Einstimmig hat die Kommission für Wissenschaft, Bildung und Kultur an ihrer Sitzung vom 25. Februar 1999 das Bundesgesetz über die Meteorologie und Klimatologie verabschiedet, dem zu Beginn in den Kommissionsberatungen ein rauher Wind entgegengeschlagen hatte.

Mit der Forderung, in einem ersten Schritt eine Trennung der öffentlichen und der privaten Aufgaben vorzunehmen und in einem zweiten die vollständige Privatisierung der Schweizerischen Meteorologischen Zentralsanstalt vorzusehen, hatte der Nationalrat das neue Bundesgesetz über die Meteorologie und Klimatologie (98.024) bekanntlich in der Herbstsession 1998 an den Bundesrat zurückgewiesen. Nachdem sich der Ständerat diesem Beschluss widersetzt hatte, kam der Nationalrat auf seinen Entscheid zurück und machte damit den Weg für die Detailberatung frei.
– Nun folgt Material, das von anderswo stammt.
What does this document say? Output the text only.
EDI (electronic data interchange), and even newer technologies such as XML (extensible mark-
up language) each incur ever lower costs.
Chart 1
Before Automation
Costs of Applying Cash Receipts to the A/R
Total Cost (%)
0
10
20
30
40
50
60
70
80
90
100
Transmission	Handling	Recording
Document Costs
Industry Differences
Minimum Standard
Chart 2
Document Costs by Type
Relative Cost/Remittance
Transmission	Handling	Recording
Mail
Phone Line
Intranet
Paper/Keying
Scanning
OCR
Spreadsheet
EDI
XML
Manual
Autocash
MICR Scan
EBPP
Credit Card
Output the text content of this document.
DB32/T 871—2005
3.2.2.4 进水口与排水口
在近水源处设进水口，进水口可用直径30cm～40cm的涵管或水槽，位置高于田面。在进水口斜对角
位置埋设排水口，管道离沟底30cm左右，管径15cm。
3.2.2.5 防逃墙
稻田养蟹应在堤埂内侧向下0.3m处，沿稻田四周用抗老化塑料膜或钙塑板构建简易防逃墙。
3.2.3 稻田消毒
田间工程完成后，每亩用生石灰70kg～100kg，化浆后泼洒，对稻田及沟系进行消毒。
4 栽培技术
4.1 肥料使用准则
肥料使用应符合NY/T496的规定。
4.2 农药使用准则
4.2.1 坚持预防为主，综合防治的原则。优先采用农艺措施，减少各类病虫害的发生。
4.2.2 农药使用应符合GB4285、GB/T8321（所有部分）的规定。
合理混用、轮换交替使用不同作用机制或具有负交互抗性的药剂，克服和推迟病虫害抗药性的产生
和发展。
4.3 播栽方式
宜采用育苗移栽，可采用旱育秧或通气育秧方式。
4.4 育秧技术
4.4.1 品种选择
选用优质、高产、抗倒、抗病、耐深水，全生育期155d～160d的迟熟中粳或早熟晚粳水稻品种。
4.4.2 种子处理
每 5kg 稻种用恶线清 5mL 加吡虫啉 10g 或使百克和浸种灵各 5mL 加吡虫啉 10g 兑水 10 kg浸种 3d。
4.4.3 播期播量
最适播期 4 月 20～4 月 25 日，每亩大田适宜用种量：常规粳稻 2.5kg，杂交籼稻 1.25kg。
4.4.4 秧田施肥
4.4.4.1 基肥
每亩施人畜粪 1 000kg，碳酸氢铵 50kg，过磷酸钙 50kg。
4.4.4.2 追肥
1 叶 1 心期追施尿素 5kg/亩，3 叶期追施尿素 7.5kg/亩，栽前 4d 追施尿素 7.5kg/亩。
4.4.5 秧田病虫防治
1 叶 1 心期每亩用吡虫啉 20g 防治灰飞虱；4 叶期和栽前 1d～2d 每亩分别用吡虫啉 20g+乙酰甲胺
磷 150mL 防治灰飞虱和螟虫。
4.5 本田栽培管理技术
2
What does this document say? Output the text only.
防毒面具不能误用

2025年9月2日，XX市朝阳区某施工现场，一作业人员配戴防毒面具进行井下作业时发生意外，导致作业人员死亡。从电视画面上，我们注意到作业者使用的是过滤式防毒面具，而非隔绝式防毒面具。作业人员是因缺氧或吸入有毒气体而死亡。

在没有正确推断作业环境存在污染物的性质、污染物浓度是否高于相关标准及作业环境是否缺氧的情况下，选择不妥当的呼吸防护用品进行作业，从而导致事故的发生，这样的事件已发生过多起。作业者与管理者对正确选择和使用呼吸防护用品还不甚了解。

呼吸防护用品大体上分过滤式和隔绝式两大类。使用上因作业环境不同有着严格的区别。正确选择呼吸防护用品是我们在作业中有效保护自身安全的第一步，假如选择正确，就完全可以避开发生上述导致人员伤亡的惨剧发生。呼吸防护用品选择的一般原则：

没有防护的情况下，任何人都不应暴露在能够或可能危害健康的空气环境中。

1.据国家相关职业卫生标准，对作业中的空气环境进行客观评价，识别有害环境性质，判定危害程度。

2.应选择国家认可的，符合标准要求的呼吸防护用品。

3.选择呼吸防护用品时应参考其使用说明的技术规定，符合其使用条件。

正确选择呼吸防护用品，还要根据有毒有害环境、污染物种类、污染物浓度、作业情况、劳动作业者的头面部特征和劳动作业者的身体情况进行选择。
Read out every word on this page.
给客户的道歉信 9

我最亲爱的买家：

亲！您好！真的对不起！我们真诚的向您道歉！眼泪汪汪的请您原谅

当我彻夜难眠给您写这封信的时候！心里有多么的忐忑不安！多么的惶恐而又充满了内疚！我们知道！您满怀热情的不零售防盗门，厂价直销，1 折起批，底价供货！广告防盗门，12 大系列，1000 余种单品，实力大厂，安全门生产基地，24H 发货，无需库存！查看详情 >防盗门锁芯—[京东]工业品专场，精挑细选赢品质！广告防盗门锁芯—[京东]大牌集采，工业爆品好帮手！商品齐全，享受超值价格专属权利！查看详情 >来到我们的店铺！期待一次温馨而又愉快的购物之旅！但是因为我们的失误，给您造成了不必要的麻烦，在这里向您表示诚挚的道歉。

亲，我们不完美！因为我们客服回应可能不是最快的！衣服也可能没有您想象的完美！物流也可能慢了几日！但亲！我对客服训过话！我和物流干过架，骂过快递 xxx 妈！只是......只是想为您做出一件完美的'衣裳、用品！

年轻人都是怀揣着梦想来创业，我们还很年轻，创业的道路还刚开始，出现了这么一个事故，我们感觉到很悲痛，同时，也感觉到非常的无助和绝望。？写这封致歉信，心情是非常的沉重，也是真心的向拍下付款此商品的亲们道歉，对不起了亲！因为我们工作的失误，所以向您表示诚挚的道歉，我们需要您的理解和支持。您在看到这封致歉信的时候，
In einer ersten Phase sprach sich die Kommission mit 10 zu 8 Stimmen (bei 3 Enthaltungen) gegen ein Konzept aus, welches den Bund dazu verpflichten wollte, bestimmte Aufgaben an die Privatwirtschaft zu übertragen. Nachdem die WBK gewisse neue Akzente gesetzt hatte - namentlich was das Grundangebot an Dienstleistungen (Art. 3) und die Aufgabenerfüllung durch Dritte (Art. 6) betrifft, was der Bund als Möglichkeit vorsieht, hat sie den Gesetzesentwurf einstimmig und ohne Enthaltungen verabschiedet.

Im Hinblick auf die bevorstehende Beratung der Botschaft über die Förderung von Bildung, Forschung und Technologie in den Jahren 2000-2003 (98.070), waren die beiden weiteren Punkte der Tagesordnung festgelegt worden: Der Überblick über das statistische Informationssystem im Bildungswesen und eine Diskussion mit Vertretern der Wirtschaft:

Durch den Direktor des Bundesamtes für Statistik, Carlo Malaguerra, liess sich die WBK über das Informationssystem und die statistischen Hintergründe im Bildungs- und Froschungbereich informieren. Dem aktuellen Überblick konnte u.a. entnommen werden, dass, was die Ausbildung der Frauen betrifft, die Schweiz im europäischen Vergleich ein beträchtliches Manko aufweist.

Die grundsätzlichen Anliegen der Wirtschaft an die Wissenschafts- und Forschungspolitik in der Schweiz waren das Thema einer allgemeinen Aussprache mit Vertretern des Vororts, des VSM, von Nestlé und Novartis. Die vier Delegationen erläuterten die Bedürfnisse der Wirtschaft an die politischen Rahmenbedingungen im Wissenschaftsbereich. Handlungsbedarf wurde auf verschiedenen Ebenen erkannt. U.a. wurde der Wunsch laut nach einer besseren Zusammenarbeit nicht nur zwischen Politik und Wirtschaft, sondern auch zwischen Hochschulen und Wirtschaft.

Die Kommission tagte am 25. Februar 1999 unter dem Vorsitz von Nationalrätin Brigitta M. Gadient (SVP/GR) und im Beisein von Bundespräsidentin Ruth Dreifuss in Bern.